Ill. :
Félicien Rops, peintre wallon. (1833-1898)Source :
Le dix-neuvième siècle à travers les âges par Philippe Muray, éditions
Gallimard, collection Tel, relecture vingt ans après.
Comme l’avait admirablement deviné Pierre-Jean Jouve,
si Baudelaire n’est pas le seul au dix-neuvième siècle à utiliser le nom de
Satan à la place d’un ou de plusieurs autres, il est bien le seul en revanche à
la prendre comme pseudonyme du nom de Dieu.

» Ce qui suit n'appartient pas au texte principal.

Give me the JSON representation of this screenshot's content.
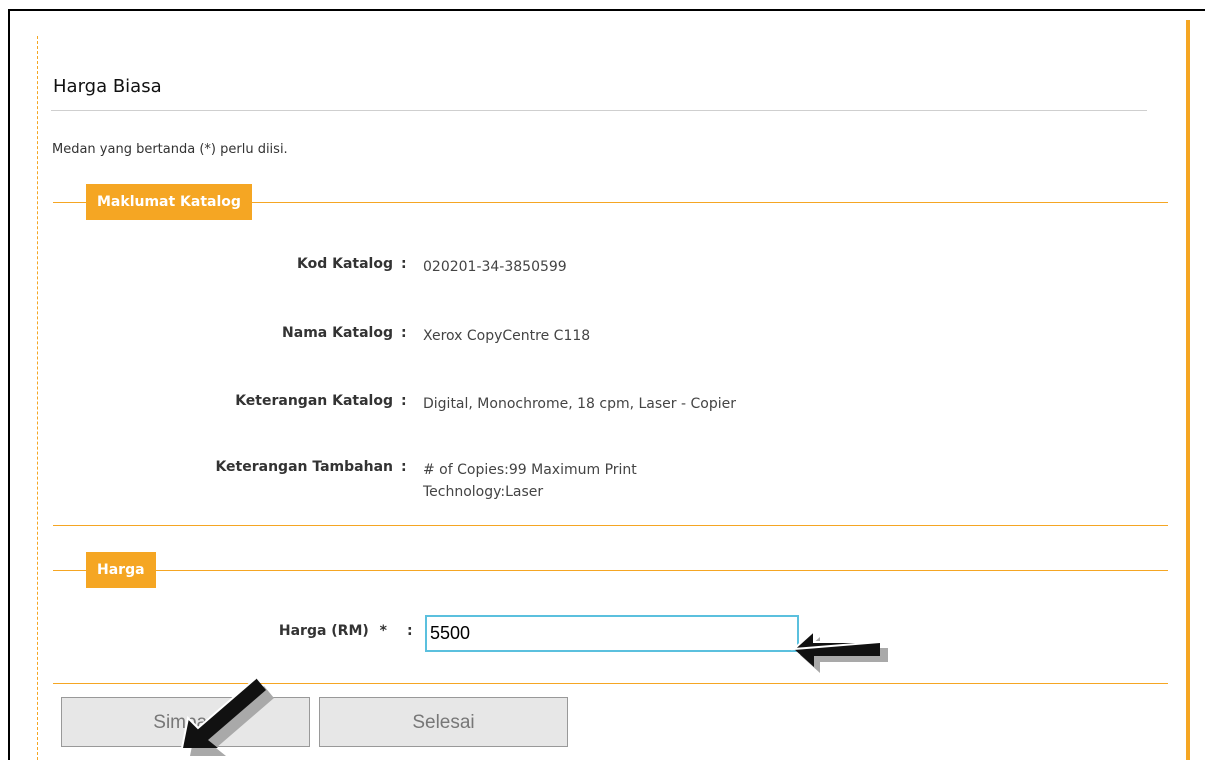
{
  "page": {
    "title": "Harga Biasa",
    "required_note": "Medan yang bertanda (*) perlu diisi."
  },
  "catalog_section": {
    "legend": "Maklumat Katalog",
    "fields": [
      {
        "label": "Kod Katalog",
        "value": "020201-34-3850599"
      },
      {
        "label": "Nama Katalog",
        "value": "Xerox CopyCentre C118"
      },
      {
        "label": "Keterangan Katalog",
        "value": "Digital, Monochrome, 18 cpm, Laser - Copier"
      },
      {
        "label": "Keterangan Tambahan",
        "value_line1": "# of Copies:99 Maximum Print",
        "value_line2": "Technology:Laser"
      }
    ]
  },
  "price_section": {
    "legend": "Harga",
    "label": "Harga (RM)",
    "required_marker": "*",
    "value": "5500"
  },
  "buttons": {
    "save_label": "Simpan",
    "finish_label": "Selesai"
  },
  "colors": {
    "accent": "#f5a623",
    "input_border": "#5bc0de"
  },
  "annotations": [
    "arrow-pointing-to-price-input",
    "arrow-pointing-to-save-button"
  ]
}
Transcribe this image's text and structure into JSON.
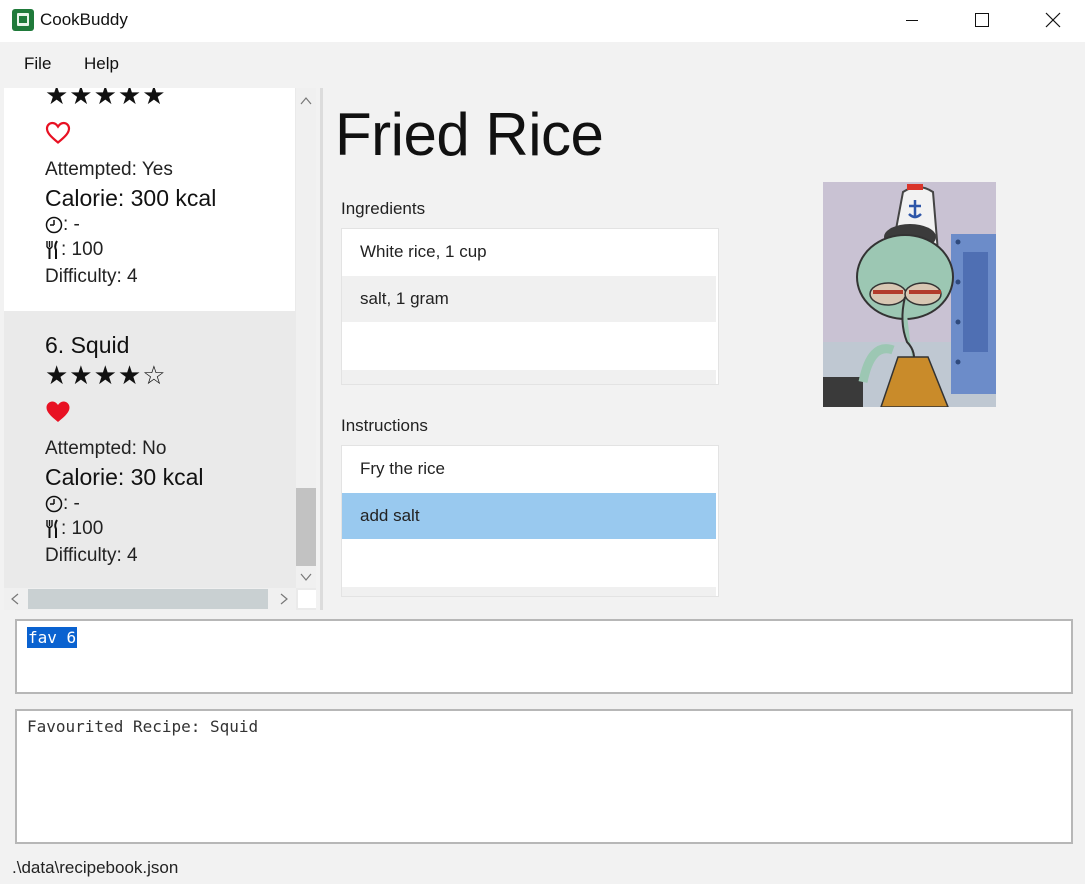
{
  "window": {
    "title": "CookBuddy",
    "minimize_icon": "minimize-icon",
    "maximize_icon": "maximize-icon",
    "close_icon": "close-icon"
  },
  "menu": {
    "file": "File",
    "help": "Help"
  },
  "recipe_list": {
    "cards": [
      {
        "stars": "★★★★★",
        "favourite": false,
        "attempted": "Attempted: Yes",
        "calorie": "Calorie: 300 kcal",
        "time": ": -",
        "serving": ": 100",
        "difficulty": "Difficulty: 4"
      },
      {
        "title": "6.  Squid",
        "stars": "★★★★☆",
        "favourite": true,
        "attempted": "Attempted: No",
        "calorie": "Calorie: 30 kcal",
        "time": ": -",
        "serving": ": 100",
        "difficulty": "Difficulty: 4"
      }
    ]
  },
  "detail": {
    "title": "Fried Rice",
    "ingredients_label": "Ingredients",
    "ingredients": [
      "White rice, 1 cup",
      "salt, 1 gram"
    ],
    "instructions_label": "Instructions",
    "instructions": [
      "Fry the rice",
      "add salt"
    ],
    "selected_instruction_index": 1
  },
  "command": {
    "text": "fav 6"
  },
  "result": {
    "text": "Favourited Recipe: Squid"
  },
  "status": {
    "path": ".\\data\\recipebook.json"
  },
  "colors": {
    "heart": "#e81123",
    "selection": "#99c9ef",
    "command_highlight": "#0a62d0",
    "app_icon": "#1f7a3a"
  }
}
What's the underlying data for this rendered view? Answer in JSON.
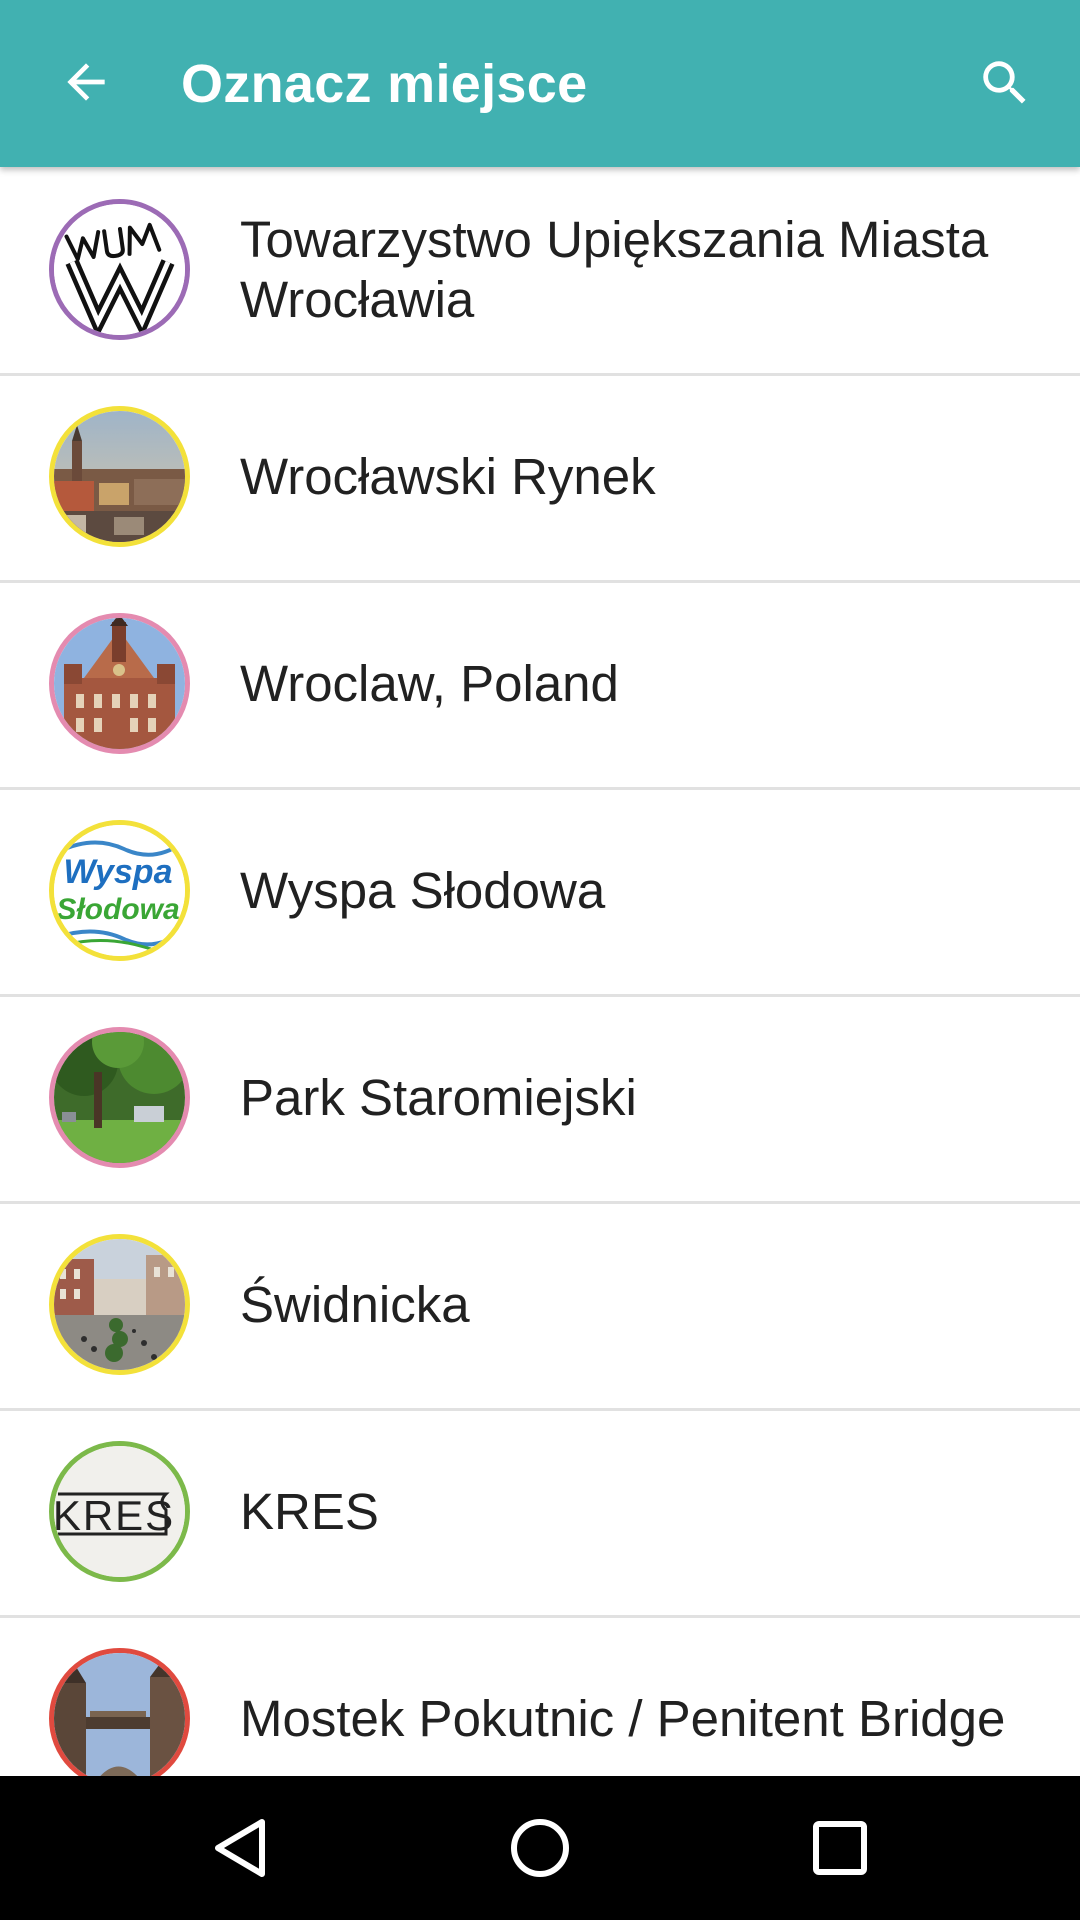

A écrire Satan pour dire Dieu.
Son Satan est un masque et ce masque « cache un
réel ; et ce réel est l’approche du Fond, avec l’énonciation magnifique et
coléreuse du Fond. Satan est un procédé de fouille. » En 1845, il écrit à
sa mère quelque chose qui se situe très loin des rêves nécromantiques de son
temps. Il dit : « En somme, je crois que ma vie a été damnée dès le
commencement et qu’elle l’est pour toujours. » C’est à sa mère, donc à son
« commencement » qu’il dresse ces mots ni tout a fait résignés, ni
définitivement rageurs… ou encore à l’union de sa mère et de son père à la nuit
qui a produit son « commencement. »
Quoi qu’il en soit, écrivant les Fleurs du Mal, il déclare ce recueil « essentiellement inutile et absolument innocent », le maléfique étant de toute évidence du côté des livres affairés à l’utile, c’est-à-dire à l’innocentement du Mal… il met ses Litanies de Satan dans le rythme liturgique du Miserere et les actions de grâces qu’il adresse au diable ne comporte pas un seul mot d’espérance qui est un exploit à signaler. Enfin, il écrit un essai sublime, De l’essence du rire, où cette morsure de réel qu’est le comique est définie comme « un des plus clairs signes sataniques de l’homme et un de ses nombreux pépins contenus dans la pomme symbolique. »
Il n’a pas du tout l’intention de faire sa carrière sur la recherche d’un statut vivable pour le diable, il n’y pense même pas. Il a autre chose à faire que ceux qui ont une religion et n’en savent pas le nom.